The chairman of the Joint Chiefs of Staff is the nation’s highest-ranking military officer, as well as the principal military adviser to the president, secretary of defense and National Security Council.
Caine was an unusual choice for the top military job and is not well known. Several officials on Capitol Hill and the Pentagon, granted anonymity as they were not authorized to speak publicly on the matter, told NPR they had to Google his name.
Caine has not served in any of the roles — Joint Chiefs vice chairman, chief of staff for one of the branches of the armed service, or head of a combatant command — that nominees are legally required to have performed in order to be nominated. The president, however, may waive those requirements if he “determines such action is necessary in the national interest.”
The nomination is part of a larger shake-up at the Pentagon.
It follows the firing on Friday night of the previous chairman, Air Force Gen. Charles Q. Brown Jr., who was picked by former President Joe Biden in 2023.
Brown was accused of supporting a “woke” agenda by Defense Secretary Pete Hegseth. In his book The War on Warriors, Hegseth questioned whether Brown, who is Black, got the job because of his race.
In a statement, Hegseth said Brown’s replacement represents “the warfighter ethos” that the country needs right now — later adding that the nation needs leadership that “will focus our military on its core mission of deterring, fighting and winning wars.”
Trump, in his nomination announcement, described Caine as “an accomplished pilot, national security expert, successful entrepreneur and a ‘warfighter’ with significant interagency and special operations experience.”

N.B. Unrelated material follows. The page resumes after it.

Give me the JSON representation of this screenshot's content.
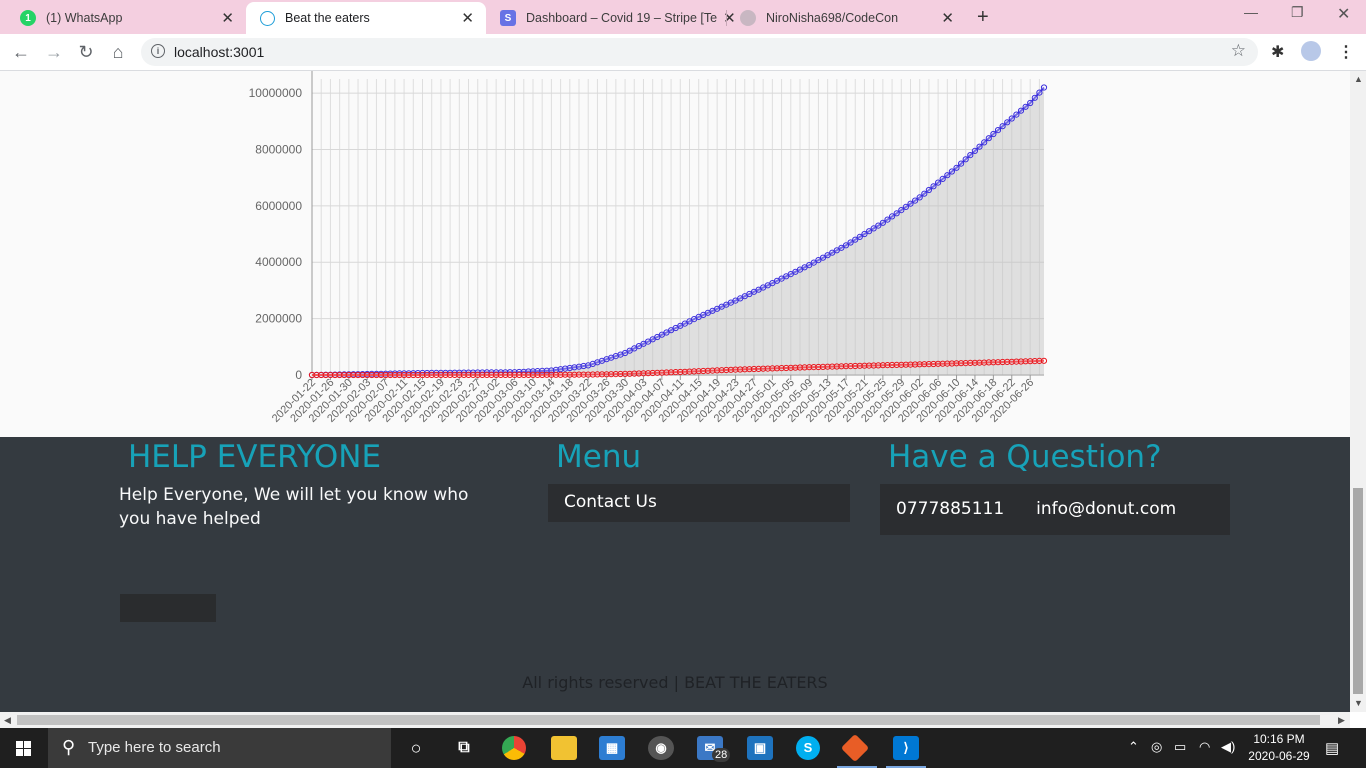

The president said Caine was “passed over for promotion” by Biden.
Caine was among the pilots tasked with protecting D.C. on 9/11
Caine served most recently as the associate director for military affairs at the CIA, a position he started in November 2021.
In 1990, Caine was commissioned through an ROTC program at the Virginia Military Institute in Lexington, Va. While on active duty, Caine primarily served as an F-16 fighter pilot, flying more than 150 combat hours, according to his military biography.
On Sept. 11, 2001, he was one of the pilots who protected the skies above Washington following the terrorist attacks. It marked the first time that fighter jets were deployed over the nation’s capital.